Gateway Drug

                                                                                                           

When I asked him over beers one night

what the meaning of life was

my friend Jon replied, We all think we’re ugly,

but we’re not.  And for once

 

I agreed with him—how seductive, the idea

that arbitrary cruelty might evaporate

if everyone felt beautiful

in their own skins.  I went to talk

 

to the local eleventh grade class

about writing poetry, was reminded

how everyone is asymmetrical then,

heads huge and ungainly, limbs restless and taut;

 

the kid in the back row hiding behind a curtain of hair

carving swear words into his arm with the staple remover,

the girl in the second row sizing me up

with her jeweler’s eye.  In high school

 

they showed us films once a year

to boost our self-esteem, keep us

off drugs—lavish multi-screened productions

with titles like The Prize, soundtracks singing,

 

My future’s so bright I gotta wear shades. 

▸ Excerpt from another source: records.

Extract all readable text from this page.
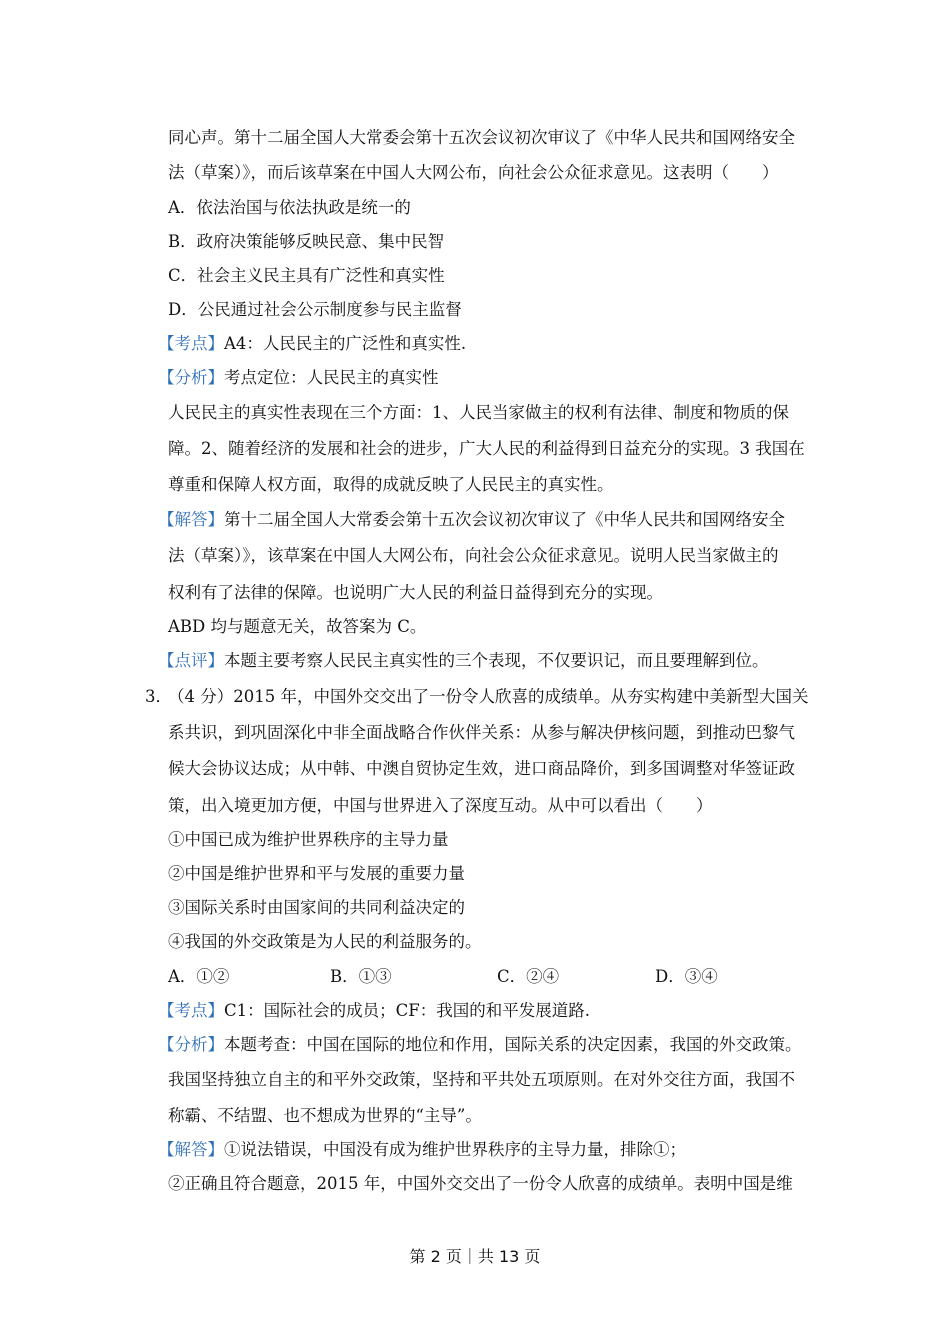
同心声。第十二届全国人大常委会第十五次会议初次审议了《中华人民共和国网络安全
法（草案）》，而后该草案在中国人大网公布，向社会公众征求意见。这表明（　　）
A．依法治国与依法执政是统一的
B．政府决策能够反映民意、集中民智
C．社会主义民主具有广泛性和真实性
D．公民通过社会公示制度参与民主监督
【考点】A4：人民民主的广泛性和真实性.
【分析】考点定位：人民民主的真实性
人民民主的真实性表现在三个方面：1、人民当家做主的权利有法律、制度和物质的保
障。2、随着经济的发展和社会的进步，广大人民的利益得到日益充分的实现。3 我国在
尊重和保障人权方面，取得的成就反映了人民民主的真实性。
【解答】第十二届全国人大常委会第十五次会议初次审议了《中华人民共和国网络安全
法（草案）》，该草案在中国人大网公布，向社会公众征求意见。说明人民当家做主的
权利有了法律的保障。也说明广大人民的利益日益得到充分的实现。
ABD 均与题意无关，故答案为 C。
【点评】本题主要考察人民民主真实性的三个表现，不仅要识记，而且要理解到位。
3．
（4 分）2015 年，中国外交交出了一份令人欣喜的成绩单。从夯实构建中美新型大国关
系共识，到巩固深化中非全面战略合作伙伴关系：从参与解决伊核问题，到推动巴黎气
候大会协议达成；从中韩、中澳自贸协定生效，进口商品降价，到多国调整对华签证政
策，出入境更加方便，中国与世界进入了深度互动。从中可以看出（　　）
①中国已成为维护世界秩序的主导力量
②中国是维护世界和平与发展的重要力量
③国际关系时由国家间的共同利益决定的
④我国的外交政策是为人民的利益服务的。
A．①②	B．①③	C．②④	D．③④
【考点】C1：国际社会的成员；CF：我国的和平发展道路.
【分析】本题考查：中国在国际的地位和作用，国际关系的决定因素，我国的外交政策。
我国坚持独立自主的和平外交政策，坚持和平共处五项原则。在对外交往方面，我国不
称霸、不结盟、也不想成为世界的“主导”。
【解答】①说法错误，中国没有成为维护世界秩序的主导力量，排除①；
②正确且符合题意，2015 年，中国外交交出了一份令人欣喜的成绩单。表明中国是维
第 2 页｜共 13 页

We are what we think we are, and one thing

inevitably leads to another—drugs to sex, sex

to cigarettes.  A head leaning on a shoulder

 

and suddenly you’re naked, I’m naked,

air conditioner washing over us like ocean,

moon shining off the brick wall in the back

of a Tribeca art gallery, the detritus

 

of the party around us, trance music spinning

on a turntable, making out high like high-schoolers

in front of someone else’s locker.  Remember

being the kid who had to get your lunch or math book, ask

 

the lip-locked couple in front of your locker to move? 

Did you say, Excuse me, tap them gently? 

I never had that courage, shared

a neighbor’s book, bought hot lunch.  But tonight

 

we are as cool as our daydreams were then,

magazine pages and mirrors, straight-edge skaters,

drama queens, hair gods and punk princesses

smoking in the back row, the health teacher’s nightmare,

 

impossibly drugged, and when I touch

your clay lips with my iron fingers,

trace your beveled collarbone

with my fluted mouth, the tune I play

 

pushes hallway lockers open with gale force. 

Uneaten lunches and uncovered books fly,

everything slams, and blinded

we all get a good, fluorescent look at each other.